Corporate Governance 2.0

Dear Editor,
Corporate governance was designed to facilitate guardianship of the company’s assets for their real owners.  In the case of GuySuCo, the real owners are the citizens of Guyana, but it is clear that the Granger administration has thrown under the bus the whole concept of effective and efficient corporate governance.
Why does an entire Government have to be pandering to the opacities of a small cabal led by Clive Thomas over the welfare of thousands of ordinary people who still depend on the sugar industry for their daily bread?
By continuing to perpetuate the running of the largest state-owned enterprise with an acting CEO and no Board, adverse consequences have visited the corporation. By denying the sugar company a Board, this Government has done the following:
1. Injected a reduction of clarity in the decision-making processes. Such a situation has imported ambiguity into all levels of management, slowed down decision-making, and is causing unnecessary conflict across the organization.

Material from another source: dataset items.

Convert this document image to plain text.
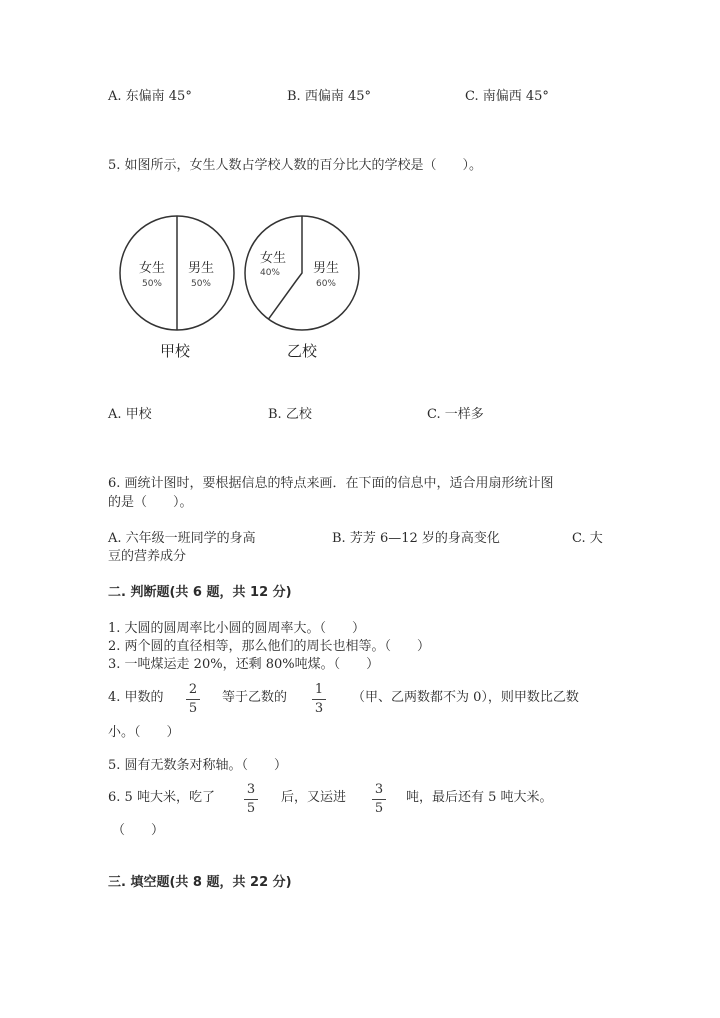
A. 东偏南 45°	B. 西偏南 45°	C. 南偏西 45°
5. 如图所示，女生人数占学校人数的百分比大的学校是（　　）。
女生
50%
男生
50%
甲校
女生
40%	男生
60%
乙校
A. 甲校	B. 乙校	C. 一样多
6. 画统计图时，要根据信息的特点来画．在下面的信息中，适合用扇形统计图
的是（　　）。
A. 六年级一班同学的身高	B. 芳芳 6—12 岁的身高变化	C. 大
豆的营养成分
二. 判断题(共 6 题，共 12 分)
1. 大圆的圆周率比小圆的圆周率大。（　　）
2. 两个圆的直径相等，那么他们的周长也相等。（　　）
3. 一吨煤运走 20%，还剩 80%吨煤。（　　）
4. 甲数的
2
5
等于乙数的
1
3
（甲、乙两数都不为 0），则甲数比乙数
小。（　　）
5. 圆有无数条对称轴。（　　）
6. 5 吨大米，吃了
3
5
后，又运进
3
5
吨，最后还有 5 吨大米。
（　　）
三. 填空题(共 8 题，共 22 分)
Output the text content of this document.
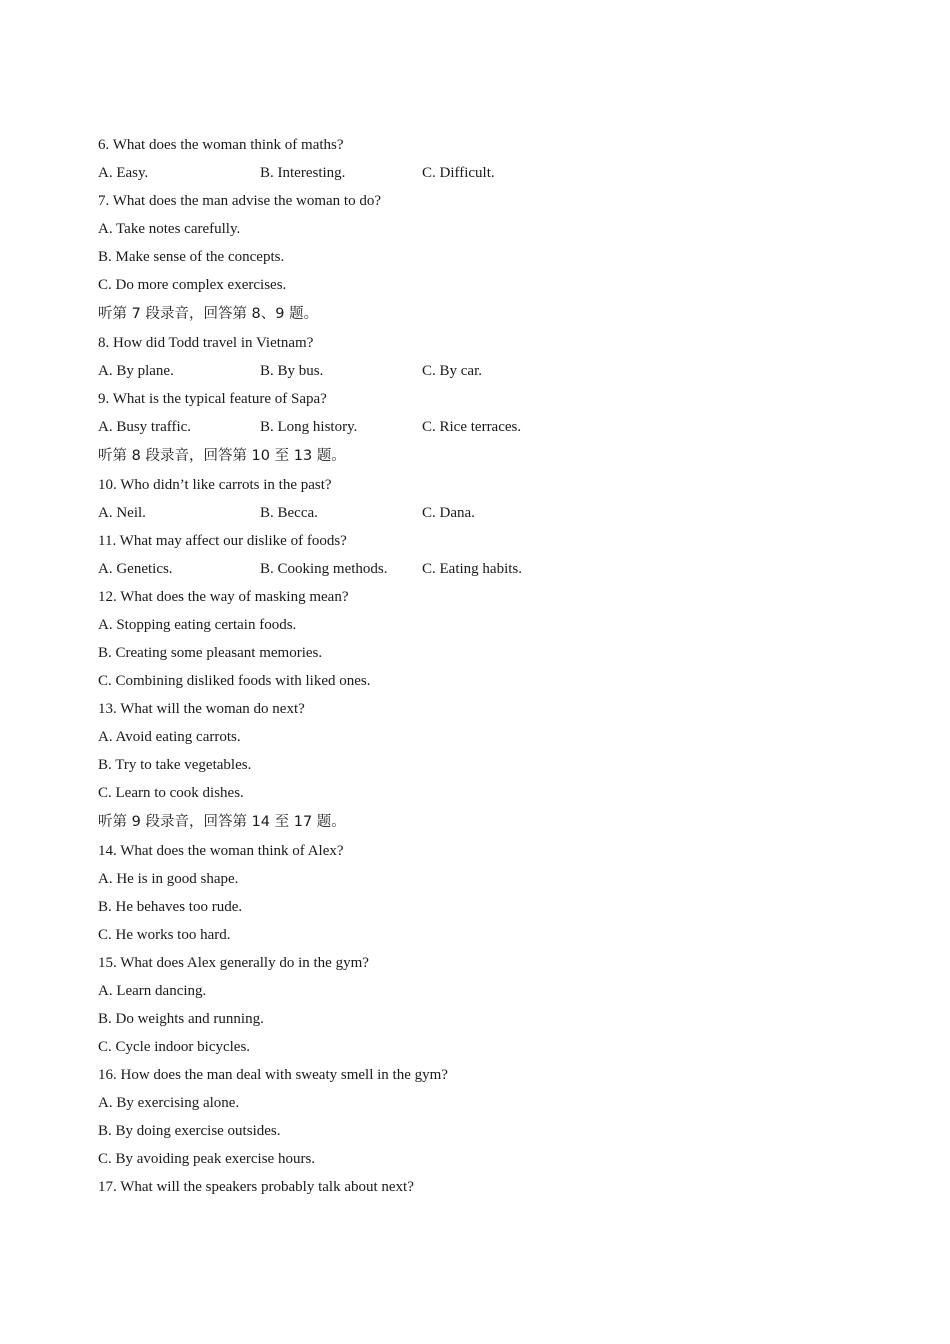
6. What does the woman think of maths?
A. Easy.	B. Interesting.	C. Difficult.
7. What does the man advise the woman to do?
A. Take notes carefully.
B. Make sense of the concepts.
C. Do more complex exercises.
听第 7 段录音，回答第 8、9 题。
8. How did Todd travel in Vietnam?
A. By plane.	B. By bus.	C. By car.
9. What is the typical feature of Sapa?
A. Busy traffic.	B. Long history.	C. Rice terraces.
听第 8 段录音，回答第 10 至 13 题。
10. Who didn’t like carrots in the past?
A. Neil.	B. Becca.	C. Dana.
11. What may affect our dislike of foods?
A. Genetics.	B. Cooking methods.	C. Eating habits.
12. What does the way of masking mean?
A. Stopping eating certain foods.
B. Creating some pleasant memories.
C. Combining disliked foods with liked ones.
13. What will the woman do next?
A. Avoid eating carrots.
B. Try to take vegetables.
C. Learn to cook dishes.
听第 9 段录音，回答第 14 至 17 题。
14. What does the woman think of Alex?
A. He is in good shape.
B. He behaves too rude.
C. He works too hard.
15. What does Alex generally do in the gym?
A. Learn dancing.
B. Do weights and running.
C. Cycle indoor bicycles.
16. How does the man deal with sweaty smell in the gym?
A. By exercising alone.
B. By doing exercise outsides.
C. By avoiding peak exercise hours.
17. What will the speakers probably talk about next?
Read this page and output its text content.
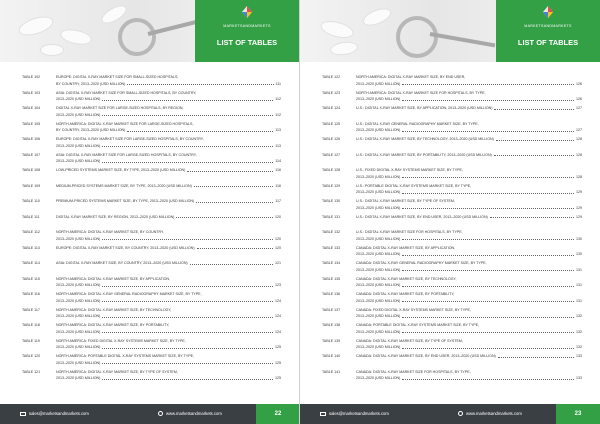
MARKETSANDMARKETS
LIST OF TABLES
TABLE 102	EUROPE: DIGITAL X-RAY MARKET SIZE FOR SMALL-SIZED HOSPITALS,
BY COUNTRY, 2013–2020 (USD MILLION)	111
TABLE 103	ASIA: DIGITAL X-RAY MARKET SIZE FOR SMALL-SIZED HOSPITALS, BY COUNTRY,
2013–2020 (USD MILLION)	112
TABLE 104	DIGITAL X-RAY MARKET SIZE FOR LARGE-SIZED HOSPITALS, BY REGION,
2013–2020 (USD MILLION)	112
TABLE 105	NORTH AMERICA: DIGITAL X-RAY MARKET SIZE FOR LARGE-SIZED HOSPITALS,
BY COUNTRY, 2013–2020 (USD MILLION)	113
TABLE 106	EUROPE: DIGITAL X-RAY MARKET SIZE FOR LARGE-SIZED HOSPITALS, BY COUNTRY,
2013–2020 (USD MILLION)	113
TABLE 107	ASIA: DIGITAL X-RAY MARKET SIZE FOR LARGE-SIZED HOSPITALS, BY COUNTRY,
2013–2020 (USD MILLION)	114
TABLE 108	LOW-PRICED SYSTEMS MARKET SIZE, BY TYPE, 2013–2020 (USD MILLION)	116
TABLE 109	MEDIUM-PRICED SYSTEMS MARKET SIZE, BY TYPE, 2013–2020 (USD MILLION)	116
TABLE 110	PREMIUM-PRICED SYSTEMS MARKET SIZE, BY TYPE, 2013–2020 (USD MILLION)	117
TABLE 111	DIGITAL X-RAY MARKET SIZE, BY REGION, 2013–2020 (USD MILLION)	120
TABLE 112	NORTH AMERICA: DIGITAL X-RAY MARKET SIZE, BY COUNTRY,
2013–2020 (USD MILLION)	120
TABLE 113	EUROPE: DIGITAL X-RAY MARKET SIZE, BY COUNTRY, 2013–2020 (USD MILLION)	120
TABLE 114	ASIA: DIGITAL X-RAY MARKET SIZE, BY COUNTRY, 2013–2020 (USD MILLION)	121
TABLE 115	NORTH AMERICA: DIGITAL X-RAY MARKET SIZE, BY APPLICATION,
2013–2020 (USD MILLION)	123
TABLE 116	NORTH AMERICA: DIGITAL X-RAY GENERAL RADIOGRAPHY MARKET SIZE, BY TYPE,
2013–2020 (USD MILLION)	124
TABLE 117	NORTH AMERICA: DIGITAL X-RAY MARKET SIZE, BY TECHNOLOGY,
2013–2020 (USD MILLION)	124
TABLE 118	NORTH AMERICA: DIGITAL X-RAY MARKET SIZE, BY PORTABILITY,
2013–2020 (USD MILLION)	124
TABLE 119	NORTH AMERICA: FIXED DIGITAL X-RAY SYSTEMS MARKET SIZE, BY TYPE,
2013–2020 (USD MILLION)	125
TABLE 120	NORTH AMERICA: PORTABLE DIGITAL X-RAY SYSTEMS MARKET SIZE, BY TYPE,
2013–2020 (USD MILLION)	125
TABLE 121	NORTH AMERICA: DIGITAL X-RAY MARKET SIZE, BY TYPE OF SYSTEM,
2013–2020 (USD MILLION)	125
sales@marketsandmarkets.com	www.marketsandmarkets.com	22
MARKETSANDMARKETS
LIST OF TABLES
TABLE 122	NORTH AMERICA: DIGITAL X-RAY MARKET SIZE, BY END USER,
2013–2020 (USD MILLION)	126
TABLE 123	NORTH AMERICA: DIGITAL X-RAY MARKET SIZE FOR HOSPITALS, BY TYPE,
2013–2020 (USD MILLION)	126
TABLE 124	U.S.: DIGITAL X-RAY MARKET SIZE, BY APPLICATION, 2013–2020 (USD MILLION)	127
TABLE 125	U.S.: DIGITAL X-RAY GENERAL RADIOGRAPHY MARKET SIZE, BY TYPE,
2013–2020 (USD MILLION)	127
TABLE 126	U.S.: DIGITAL X-RAY MARKET SIZE, BY TECHNOLOGY, 2013–2020 (USD MILLION)	128
TABLE 127	U.S.: DIGITAL X-RAY MARKET SIZE, BY PORTABILITY, 2013–2020 (USD MILLION)	128
TABLE 128	U.S.: FIXED DIGITAL X-RAY SYSTEMS MARKET SIZE, BY TYPE,
2013–2020 (USD MILLION)	128
TABLE 129	U.S.: PORTABLE DIGITAL X-RAY SYSTEMS MARKET SIZE, BY TYPE,
2013–2020 (USD MILLION)	129
TABLE 130	U.S.: DIGITAL X-RAY MARKET SIZE, BY TYPE OF SYSTEM,
2013–2020 (USD MILLION)	129
TABLE 131	U.S.: DIGITAL X-RAY MARKET SIZE, BY END USER, 2013–2020 (USD MILLION)	129
TABLE 132	U.S.: DIGITAL X-RAY MARKET SIZE FOR HOSPITALS, BY TYPE,
2013–2020 (USD MILLION)	130
TABLE 133	CANADA: DIGITAL X-RAY MARKET SIZE, BY APPLICATION,
2013–2020 (USD MILLION)	130
TABLE 134	CANADA: DIGITAL X-RAY GENERAL RADIOGRAPHY MARKET SIZE, BY TYPE,
2013–2020 (USD MILLION)	131
TABLE 135	CANADA: DIGITAL X-RAY MARKET SIZE, BY TECHNOLOGY,
2013–2020 (USD MILLION)	131
TABLE 136	CANADA: DIGITAL X-RAY MARKET SIZE, BY PORTABILITY,
2013–2020 (USD MILLION)	131
TABLE 137	CANADA: FIXED DIGITAL X-RAY SYSTEMS MARKET SIZE, BY TYPE,
2013–2020 (USD MILLION)	132
TABLE 138	CANADA: PORTABLE DIGITAL X-RAY SYSTEMS MARKET SIZE, BY TYPE,
2013–2020 (USD MILLION)	132
TABLE 139	CANADA: DIGITAL X-RAY MARKET SIZE, BY TYPE OF SYSTEM,
2013–2020 (USD MILLION)	132
TABLE 140	CANADA: DIGITAL X-RAY MARKET SIZE, BY END USER, 2013–2020 (USD MILLION)	133
TABLE 141	CANADA: DIGITAL X-RAY MARKET SIZE FOR HOSPITALS, BY TYPE,
2013–2020 (USD MILLION)	133
sales@marketsandmarkets.com	www.marketsandmarkets.com	23
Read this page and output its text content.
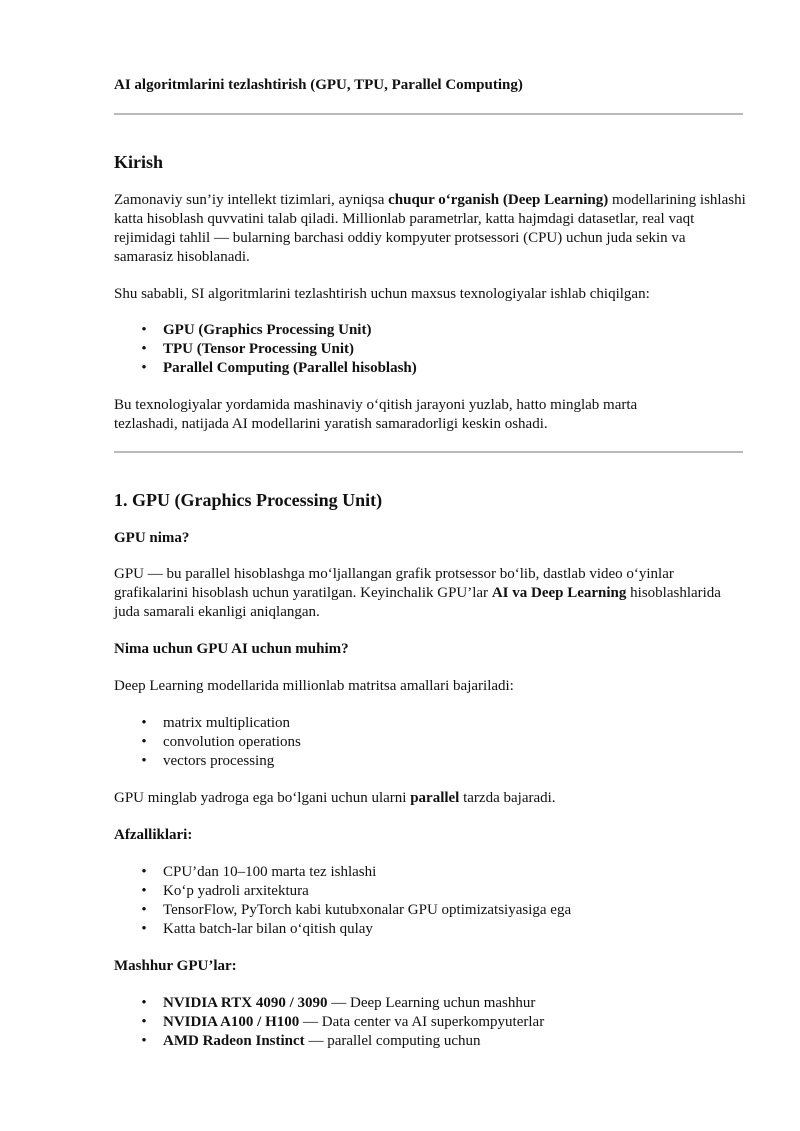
AI algoritmlarini tezlashtirish (GPU, TPU, Parallel Computing)
Kirish

Zamonaviy sun’iy intellekt tizimlari, ayniqsa chuqur o‘rganish (Deep Learning) modellarining ishlashi katta hisoblash quvvatini talab qiladi. Millionlab parametrlar, katta hajmdagi datasetlar, real vaqt rejimidagi tahlil — bularning barchasi oddiy kompyuter protsessori (CPU) uchun juda sekin va samarasiz hisoblanadi.

Shu sababli, SI algoritmlarini tezlashtirish uchun maxsus texnologiyalar ishlab chiqilgan:
• GPU (Graphics Processing Unit)
• TPU (Tensor Processing Unit)
• Parallel Computing (Parallel hisoblash)
Bu texnologiyalar yordamida mashinaviy o‘qitish jarayoni yuzlab, hatto minglab marta tezlashadi, natijada AI modellarini yaratish samaradorligi keskin oshadi.
1. GPU (Graphics Processing Unit)
GPU nima?

GPU — bu parallel hisoblashga mo‘ljallangan grafik protsessor bo‘lib, dastlab video o‘yinlar grafikalarini hisoblash uchun yaratilgan. Keyinchalik GPU’lar AI va Deep Learning hisoblashlarida juda samarali ekanligi aniqlangan.

Nima uchun GPU AI uchun muhim?
Deep Learning modellarida millionlab matritsa amallari bajariladi:
• matrix multiplication
• convolution operations
• vectors processing

GPU minglab yadroga ega bo‘lgani uchun ularni parallel tarzda bajaradi.

Afzalliklari:
• CPU’dan 10–100 marta tez ishlashi
• Ko‘p yadroli arxitektura
• TensorFlow, PyTorch kabi kutubxonalar GPU optimizatsiyasiga ega
• Katta batch-lar bilan o‘qitish qulay
Mashhur GPU’lar:
• NVIDIA RTX 4090 / 3090 — Deep Learning uchun mashhur
• NVIDIA A100 / H100 — Data center va AI superkompyuterlar
• AMD Radeon Instinct — parallel computing uchun
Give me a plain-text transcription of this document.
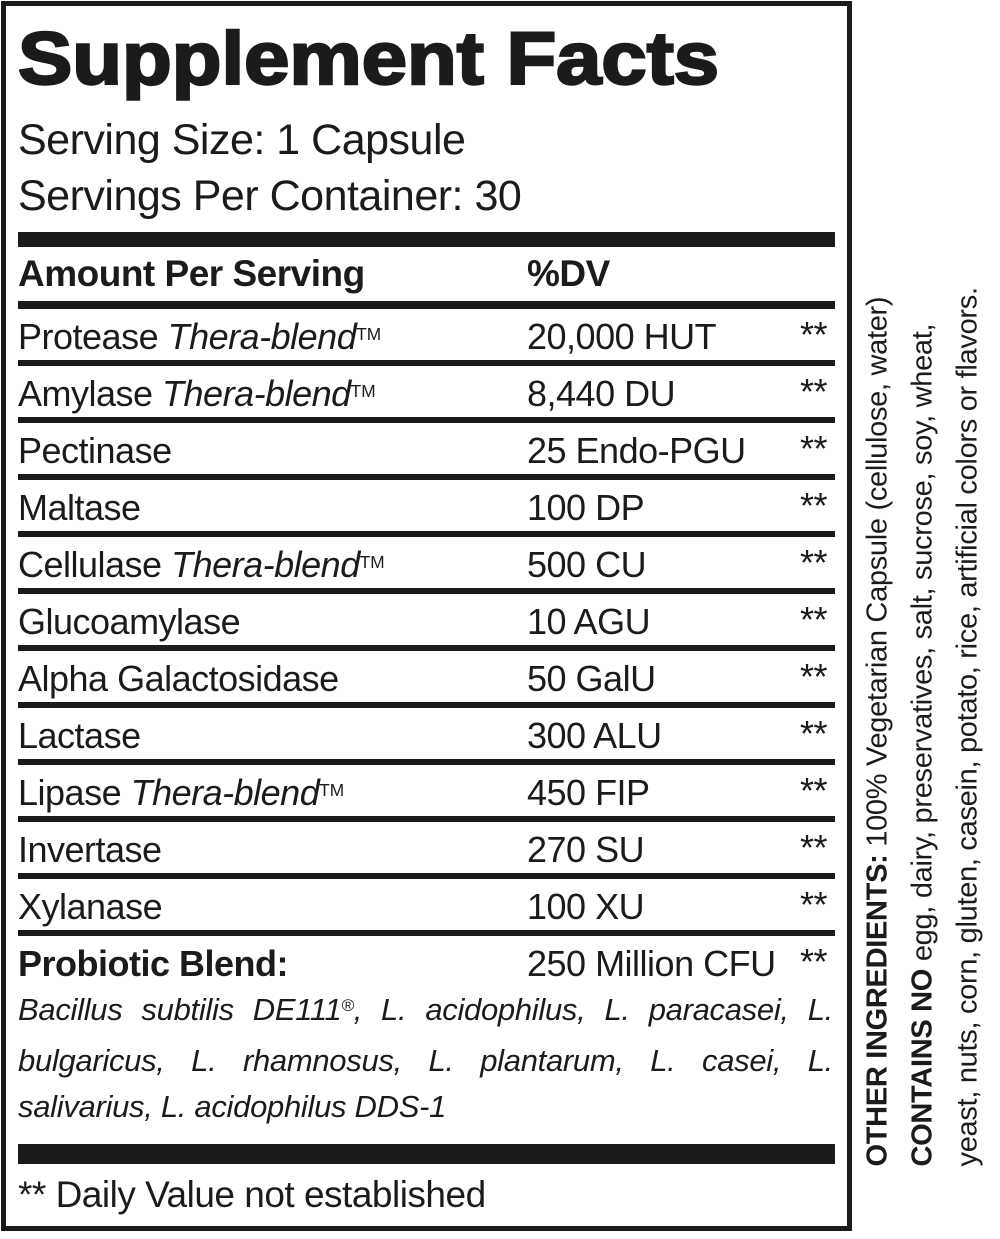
Supplement Facts
Serving Size: 1 Capsule
Servings Per Container: 30
Amount Per Serving	%DV
Protease Thera-blend™	20,000 HUT **
Amylase Thera-blend™	8,440 DU	**
Pectinase	25 Endo-PGU **
Maltase	100 DP	**
Cellulase Thera-blend™	500 CU	**
Glucoamylase	10 AGU	**
Alpha Galactosidase	50 GalU	**
Lactase	300 ALU	**
Lipase Thera-blend™	450 FIP	**
Invertase	270 SU	**
Xylanase	100 XU	**
Probiotic Blend:	250 Million CFU **
Bacillus subtilis DE111®, L. acidophilus, L. paracasei, L. bulgaricus, L. rhamnosus, L. plantarum, L. casei, L. salivarius, L. acidophilus DDS-1
** Daily Value not established
OTHER INGREDIENTS: 100% Vegetarian Capsule (cellulose, water)
CONTAINS NO egg, dairy, preservatives, salt, sucrose, soy, wheat, yeast, nuts, corn, gluten, casein, potato, rice, artificial colors or flavors.
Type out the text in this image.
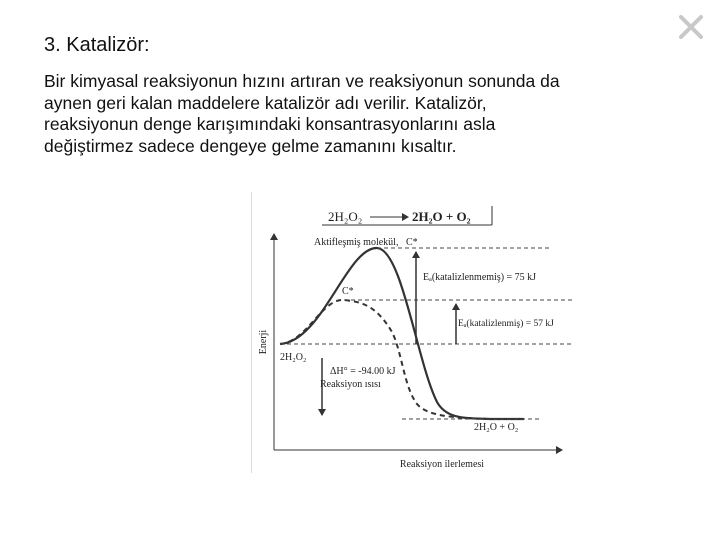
3. Katalizör:

Bir kimyasal reaksiyonun hızını artıran ve reaksiyonun sonunda da aynen geri kalan maddelere katalizör adı verilir. Katalizör, reaksiyonun denge karışımındaki konsantrasyonlarını asla değiştirmez sadece dengeye gelme zamanını kısaltır.

2H₂O₂	2H₂O + O₂
Enerji
Reaksiyon ilerlemesi
Aktifleşmiş molekül, C*
C*
Eₐ(katalizlenmemiş) = 75 kJ
Eₐ(katalizlenmiş) = 57 kJ
2H₂O₂
ΔH° = -94.00 kJ
Reaksiyon ısısı
2H₂O + O₂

2. Expanded the destruction of adequate process management at all levels across the corporation.  Thus today, in GuySuCo, there is massive indecision across the corporation, and this has led to an attitude of lack of urgency when it comes to handling key and critical challenges in the industry.
3. Allowed the alignment of the strategy to disintegrate. Such a situation sends damaging signals to all stakeholders, which leads to demotivation, destruction, and dilapidation. But, most importantly, it will destabilize the privatization process for Enmore Estate to DDL.  I am now expecting DDL to take the Government to the cleaners on this privatization process, which any wise investor should, and would, do.
4. Destroyed team dynamics, which has trickle down all across the industry, leading to there being not enough creative solutions being unleashed to solve the challenging issues across the sugar belt.
It is unfortunate that the largest public-sector corporation and the largest employer in Guyana has been allowed by the policymakers in the Granger administration to become this dysfunctional in such a short time.  All the policymakers have done is contributed to the stagnation in the arrival of modernization in the sugar belt.  Thus the risk profile across the sugar belt has not been reduced with the closure of estates and the severance of some 7,000 persons; it has actually increased.
My conclusion is this:- the problem was not the size of GuySuCo, but the quality of the decision-making process at the highest level.
GuySuCo has now become a cesspit for destroying talent. No professional in his right mind would want to be part of such a debased decision-making system. For GuySuCo to ever recover, it must build up its reputation to attract the kind of professionals who can provide value, strategic input, and build up the company. With the right leadership, GuySuCo can become an environment that creates a whole that is greater than the sum of its parts.
I, like many other Guyanese, struggle to be reconciled to the fact that such a powerful institution has been reduced to such a state of powerlessness that it cannot even benefit today from solid strategic counsel, because different factions in the Coalition cannot agree on a Board.  Wither the sugar industry, because the Granger administration is still yet to learn Corporate Governance 2.0.  This is not about them; this is about the 10,000 workers still in the system.